Unfortunately, the anatomical theory deals only with possible causes that are out of a female athlete's control. But is there any way to possibly prevent torn ACLs? If the third theory, which has been gaining support in the last few years, correctly or at least partially, explains the rash of female injuries, then there is hope.

According to the neuromuscular theory, women injure their knees more often than men because they use their leg muscles differently. Women's muscles are usually less balanced than men's are. Their quadriceps muscles are stronger than their hamstrings. When the powerful quadriceps pulls at the ACL, the weak hamstrings cannot resist and stabilize the knee joint.

Imbalances like these, however, can be controlled. Many doctors have devised special technique analysis and strength-training programs designed to identify and correct muscle imbalances. Although all of the programs differ slightly, most involve weights, stretching and plyometrics to "retrain" female athletes.

Many trainers have noted that women come to college with skills that are not "bio-mechanically sound." For example, among basketball players, females tend to jump and land with their legs straight.
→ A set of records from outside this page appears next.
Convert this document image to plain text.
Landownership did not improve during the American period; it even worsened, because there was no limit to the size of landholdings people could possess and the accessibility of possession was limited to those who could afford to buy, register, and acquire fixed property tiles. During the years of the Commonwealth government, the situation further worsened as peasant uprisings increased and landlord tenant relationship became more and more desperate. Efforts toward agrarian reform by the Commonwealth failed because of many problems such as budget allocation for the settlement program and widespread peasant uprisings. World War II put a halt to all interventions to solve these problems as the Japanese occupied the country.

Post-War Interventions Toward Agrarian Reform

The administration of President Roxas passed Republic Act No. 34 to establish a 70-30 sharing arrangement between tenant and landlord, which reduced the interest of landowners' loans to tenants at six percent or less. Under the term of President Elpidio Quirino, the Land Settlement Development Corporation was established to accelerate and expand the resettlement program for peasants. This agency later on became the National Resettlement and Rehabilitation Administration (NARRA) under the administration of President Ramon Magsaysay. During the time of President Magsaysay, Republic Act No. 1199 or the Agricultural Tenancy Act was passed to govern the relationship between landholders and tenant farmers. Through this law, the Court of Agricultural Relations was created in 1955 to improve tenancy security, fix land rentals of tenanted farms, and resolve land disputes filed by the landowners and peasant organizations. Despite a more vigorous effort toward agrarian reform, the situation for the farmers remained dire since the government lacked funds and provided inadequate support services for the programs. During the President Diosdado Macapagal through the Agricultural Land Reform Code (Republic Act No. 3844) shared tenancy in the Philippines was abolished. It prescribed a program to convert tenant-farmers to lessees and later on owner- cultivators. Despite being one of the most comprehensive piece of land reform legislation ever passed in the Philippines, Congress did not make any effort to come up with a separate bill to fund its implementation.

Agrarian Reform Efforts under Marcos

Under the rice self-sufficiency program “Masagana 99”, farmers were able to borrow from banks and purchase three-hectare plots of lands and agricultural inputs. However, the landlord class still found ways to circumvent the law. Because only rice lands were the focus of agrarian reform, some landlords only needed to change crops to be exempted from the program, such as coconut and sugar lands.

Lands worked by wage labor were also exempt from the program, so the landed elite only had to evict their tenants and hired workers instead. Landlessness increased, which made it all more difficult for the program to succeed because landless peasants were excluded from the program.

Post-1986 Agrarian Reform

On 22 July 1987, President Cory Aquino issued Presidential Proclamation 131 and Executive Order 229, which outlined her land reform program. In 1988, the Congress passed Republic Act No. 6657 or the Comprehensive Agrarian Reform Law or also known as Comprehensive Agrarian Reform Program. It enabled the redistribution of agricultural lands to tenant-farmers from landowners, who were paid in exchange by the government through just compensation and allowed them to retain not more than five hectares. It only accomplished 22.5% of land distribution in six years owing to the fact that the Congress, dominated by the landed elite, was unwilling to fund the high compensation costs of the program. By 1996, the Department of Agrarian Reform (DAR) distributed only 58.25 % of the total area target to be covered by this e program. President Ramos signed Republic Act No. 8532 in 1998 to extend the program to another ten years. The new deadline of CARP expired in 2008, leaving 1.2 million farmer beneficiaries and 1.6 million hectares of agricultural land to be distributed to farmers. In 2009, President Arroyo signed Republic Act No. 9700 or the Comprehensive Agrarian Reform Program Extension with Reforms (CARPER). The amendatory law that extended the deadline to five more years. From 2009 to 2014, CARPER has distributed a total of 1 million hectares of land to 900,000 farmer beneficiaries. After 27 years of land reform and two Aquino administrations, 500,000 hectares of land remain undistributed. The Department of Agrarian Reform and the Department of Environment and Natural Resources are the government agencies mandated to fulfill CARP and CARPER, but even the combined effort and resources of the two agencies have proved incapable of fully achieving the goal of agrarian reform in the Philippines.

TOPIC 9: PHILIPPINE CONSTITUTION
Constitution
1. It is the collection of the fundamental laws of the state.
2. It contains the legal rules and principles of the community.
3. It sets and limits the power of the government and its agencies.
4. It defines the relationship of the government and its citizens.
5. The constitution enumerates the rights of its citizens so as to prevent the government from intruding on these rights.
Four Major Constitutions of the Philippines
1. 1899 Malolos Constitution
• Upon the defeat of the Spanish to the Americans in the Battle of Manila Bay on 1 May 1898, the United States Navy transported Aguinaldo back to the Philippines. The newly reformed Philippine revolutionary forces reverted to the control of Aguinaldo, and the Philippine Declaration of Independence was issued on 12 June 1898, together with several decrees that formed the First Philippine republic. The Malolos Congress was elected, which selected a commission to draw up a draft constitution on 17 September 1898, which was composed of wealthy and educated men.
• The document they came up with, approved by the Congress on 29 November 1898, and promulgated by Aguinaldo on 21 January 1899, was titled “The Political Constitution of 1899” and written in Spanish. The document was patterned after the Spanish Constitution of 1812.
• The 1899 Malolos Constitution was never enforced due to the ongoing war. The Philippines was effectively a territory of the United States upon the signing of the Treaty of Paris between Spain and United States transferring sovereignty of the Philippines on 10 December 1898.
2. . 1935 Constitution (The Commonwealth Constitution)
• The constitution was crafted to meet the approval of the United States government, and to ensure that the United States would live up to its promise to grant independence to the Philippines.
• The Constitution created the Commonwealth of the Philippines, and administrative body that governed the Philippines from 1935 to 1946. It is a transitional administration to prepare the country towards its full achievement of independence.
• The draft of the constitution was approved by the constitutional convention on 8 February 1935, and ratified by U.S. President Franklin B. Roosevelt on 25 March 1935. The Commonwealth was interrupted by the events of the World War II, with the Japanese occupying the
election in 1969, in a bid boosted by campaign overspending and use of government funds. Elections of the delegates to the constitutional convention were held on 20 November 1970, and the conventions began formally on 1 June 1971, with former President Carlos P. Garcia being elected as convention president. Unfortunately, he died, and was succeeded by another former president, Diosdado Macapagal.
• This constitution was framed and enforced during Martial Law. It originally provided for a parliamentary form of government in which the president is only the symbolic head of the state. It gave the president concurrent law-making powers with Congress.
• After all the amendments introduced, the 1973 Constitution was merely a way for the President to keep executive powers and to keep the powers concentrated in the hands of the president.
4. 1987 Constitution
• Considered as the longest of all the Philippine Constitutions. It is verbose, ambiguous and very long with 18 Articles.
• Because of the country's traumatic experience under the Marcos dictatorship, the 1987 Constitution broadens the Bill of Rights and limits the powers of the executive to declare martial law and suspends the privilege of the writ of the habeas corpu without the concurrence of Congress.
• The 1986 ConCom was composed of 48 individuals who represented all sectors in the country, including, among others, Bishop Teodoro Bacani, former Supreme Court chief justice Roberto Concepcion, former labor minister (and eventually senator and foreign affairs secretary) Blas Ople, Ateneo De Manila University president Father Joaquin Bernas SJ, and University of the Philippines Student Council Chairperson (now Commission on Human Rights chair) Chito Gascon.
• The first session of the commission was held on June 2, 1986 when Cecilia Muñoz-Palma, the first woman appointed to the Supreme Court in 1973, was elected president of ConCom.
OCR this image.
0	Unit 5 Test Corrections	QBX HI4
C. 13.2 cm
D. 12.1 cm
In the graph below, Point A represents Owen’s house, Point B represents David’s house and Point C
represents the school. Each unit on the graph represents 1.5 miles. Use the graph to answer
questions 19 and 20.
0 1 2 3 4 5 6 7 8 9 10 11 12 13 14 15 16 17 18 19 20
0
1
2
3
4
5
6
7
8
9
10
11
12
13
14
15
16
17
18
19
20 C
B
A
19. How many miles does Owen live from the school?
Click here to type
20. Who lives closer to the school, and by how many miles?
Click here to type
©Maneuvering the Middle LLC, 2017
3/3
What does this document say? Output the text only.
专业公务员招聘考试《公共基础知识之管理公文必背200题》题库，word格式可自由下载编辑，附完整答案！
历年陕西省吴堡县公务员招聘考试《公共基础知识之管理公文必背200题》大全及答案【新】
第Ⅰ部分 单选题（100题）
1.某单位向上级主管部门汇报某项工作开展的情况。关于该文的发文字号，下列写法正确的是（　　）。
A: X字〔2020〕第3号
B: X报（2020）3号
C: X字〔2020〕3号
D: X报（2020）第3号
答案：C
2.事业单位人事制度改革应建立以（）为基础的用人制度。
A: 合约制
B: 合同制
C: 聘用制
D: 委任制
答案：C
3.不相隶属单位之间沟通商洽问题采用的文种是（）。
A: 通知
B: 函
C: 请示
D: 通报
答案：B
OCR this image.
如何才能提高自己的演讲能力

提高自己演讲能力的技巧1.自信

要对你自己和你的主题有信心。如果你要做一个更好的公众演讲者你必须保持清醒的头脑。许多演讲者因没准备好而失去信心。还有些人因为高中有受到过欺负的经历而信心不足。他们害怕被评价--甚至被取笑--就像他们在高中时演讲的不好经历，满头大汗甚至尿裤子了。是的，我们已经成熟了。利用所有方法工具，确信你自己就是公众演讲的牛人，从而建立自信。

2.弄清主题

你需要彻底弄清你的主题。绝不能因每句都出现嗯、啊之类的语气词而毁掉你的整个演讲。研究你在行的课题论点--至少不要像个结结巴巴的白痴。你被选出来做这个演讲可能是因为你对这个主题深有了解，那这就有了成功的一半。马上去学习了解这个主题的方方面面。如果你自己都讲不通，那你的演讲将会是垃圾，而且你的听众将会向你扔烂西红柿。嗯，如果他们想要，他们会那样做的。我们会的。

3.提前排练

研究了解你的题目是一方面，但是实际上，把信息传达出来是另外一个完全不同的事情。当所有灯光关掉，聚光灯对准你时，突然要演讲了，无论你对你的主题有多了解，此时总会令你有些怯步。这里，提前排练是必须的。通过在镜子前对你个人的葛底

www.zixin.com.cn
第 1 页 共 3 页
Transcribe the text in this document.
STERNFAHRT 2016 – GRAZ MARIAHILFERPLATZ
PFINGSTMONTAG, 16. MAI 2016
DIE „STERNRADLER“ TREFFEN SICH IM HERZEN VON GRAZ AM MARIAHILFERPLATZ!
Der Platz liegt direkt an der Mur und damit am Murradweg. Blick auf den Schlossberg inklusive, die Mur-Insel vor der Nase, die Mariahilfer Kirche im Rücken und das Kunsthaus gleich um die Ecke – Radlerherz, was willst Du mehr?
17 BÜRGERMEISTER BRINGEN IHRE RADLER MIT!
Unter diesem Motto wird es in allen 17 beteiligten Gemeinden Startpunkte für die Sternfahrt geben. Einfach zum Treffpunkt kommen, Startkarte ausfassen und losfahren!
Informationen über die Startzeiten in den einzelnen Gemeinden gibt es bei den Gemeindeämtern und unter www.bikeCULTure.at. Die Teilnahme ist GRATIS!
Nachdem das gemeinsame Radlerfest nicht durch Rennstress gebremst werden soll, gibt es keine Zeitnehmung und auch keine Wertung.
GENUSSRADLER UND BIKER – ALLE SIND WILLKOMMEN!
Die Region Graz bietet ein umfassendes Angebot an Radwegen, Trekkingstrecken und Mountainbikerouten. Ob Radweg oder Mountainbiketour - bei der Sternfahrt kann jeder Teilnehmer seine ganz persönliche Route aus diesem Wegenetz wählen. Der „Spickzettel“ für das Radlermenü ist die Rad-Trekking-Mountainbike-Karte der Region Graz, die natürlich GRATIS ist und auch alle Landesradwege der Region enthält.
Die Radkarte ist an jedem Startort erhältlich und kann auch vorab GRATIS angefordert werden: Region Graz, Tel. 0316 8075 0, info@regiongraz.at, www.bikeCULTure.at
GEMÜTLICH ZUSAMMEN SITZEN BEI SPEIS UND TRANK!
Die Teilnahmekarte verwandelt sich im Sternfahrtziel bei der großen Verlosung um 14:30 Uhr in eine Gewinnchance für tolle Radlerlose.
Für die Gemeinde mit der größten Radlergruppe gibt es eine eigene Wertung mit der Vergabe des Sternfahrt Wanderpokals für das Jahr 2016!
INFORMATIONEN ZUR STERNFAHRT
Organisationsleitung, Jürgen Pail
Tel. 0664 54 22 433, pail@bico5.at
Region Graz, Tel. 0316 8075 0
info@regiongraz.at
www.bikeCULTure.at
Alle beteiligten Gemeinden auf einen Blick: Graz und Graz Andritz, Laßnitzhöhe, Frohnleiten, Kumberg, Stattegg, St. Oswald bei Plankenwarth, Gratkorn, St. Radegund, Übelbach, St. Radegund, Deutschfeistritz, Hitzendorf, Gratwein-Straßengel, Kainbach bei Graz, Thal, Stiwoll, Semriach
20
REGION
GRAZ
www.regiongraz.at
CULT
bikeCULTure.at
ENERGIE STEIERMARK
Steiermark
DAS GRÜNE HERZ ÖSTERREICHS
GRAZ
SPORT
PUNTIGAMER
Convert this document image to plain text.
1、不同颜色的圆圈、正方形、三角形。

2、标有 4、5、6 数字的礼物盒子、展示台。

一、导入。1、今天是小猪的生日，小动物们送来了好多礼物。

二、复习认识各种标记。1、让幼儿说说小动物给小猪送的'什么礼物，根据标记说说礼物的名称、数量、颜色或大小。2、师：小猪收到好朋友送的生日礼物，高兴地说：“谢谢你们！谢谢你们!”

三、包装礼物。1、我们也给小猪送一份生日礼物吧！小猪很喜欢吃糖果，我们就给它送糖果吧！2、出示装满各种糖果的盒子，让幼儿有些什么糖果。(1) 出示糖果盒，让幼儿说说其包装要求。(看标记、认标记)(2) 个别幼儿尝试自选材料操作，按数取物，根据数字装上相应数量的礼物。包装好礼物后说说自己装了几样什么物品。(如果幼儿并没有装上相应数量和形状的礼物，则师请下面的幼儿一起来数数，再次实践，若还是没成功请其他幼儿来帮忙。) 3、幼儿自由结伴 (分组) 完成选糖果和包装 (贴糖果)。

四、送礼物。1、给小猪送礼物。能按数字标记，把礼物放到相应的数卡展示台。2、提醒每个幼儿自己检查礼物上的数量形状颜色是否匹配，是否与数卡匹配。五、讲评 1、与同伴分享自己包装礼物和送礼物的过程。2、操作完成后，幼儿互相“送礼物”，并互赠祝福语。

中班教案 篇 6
This places forces four times greater than one's body weight on the knee alone.

Some trainers believe this can be corrected if females, along with their male counterparts, were taught basic techniques like jumping properly. Whether this is the cause, or if the problem instead stems from natural movements unique to women, no one can say for sure.

Programs can be created to correct these faults. If they already are ingrained firmly in a player's form, however, the programs may be useless. "There are programs that teach the players how to jump and land," Hughes said. "But if they were started earlier it would help."

Techniques that train the athletes to become more aware of their body position should begin at a young age — high school at the latest, most trainers note. If training is begun early, then landing in a squat position when landing on two feet should become natural.

When playing sports that require pivoting and cutting, a multiple-step stop would be second nature — whenever possible, athletes should avoid bringing their weight down on one foot in a single step. And exercises that strengthen hamstrings, gluteus muscles and the inner thighs would be routine.

One recent study, done by The American Journal of Sports Medicine, found that 80 percent of knee injuries women incur could be prevented if athletes in high-risk sports, such as basketball, soccer, and volleyball, were exposed to special training programs.

And many coaches and players are becoming interested in these prevention programs, now that they have been shown to work. Clinics, videotapes and books aimed at teaching the techniques, and strength and flexibility exercises are used to avoid serious knee injuries. Perhaps, with the availability of these precautionary programs, young, aspiring athletes will be able to circumvent much of the pain and frustration Shingleton and thousands of other female athletes have endured.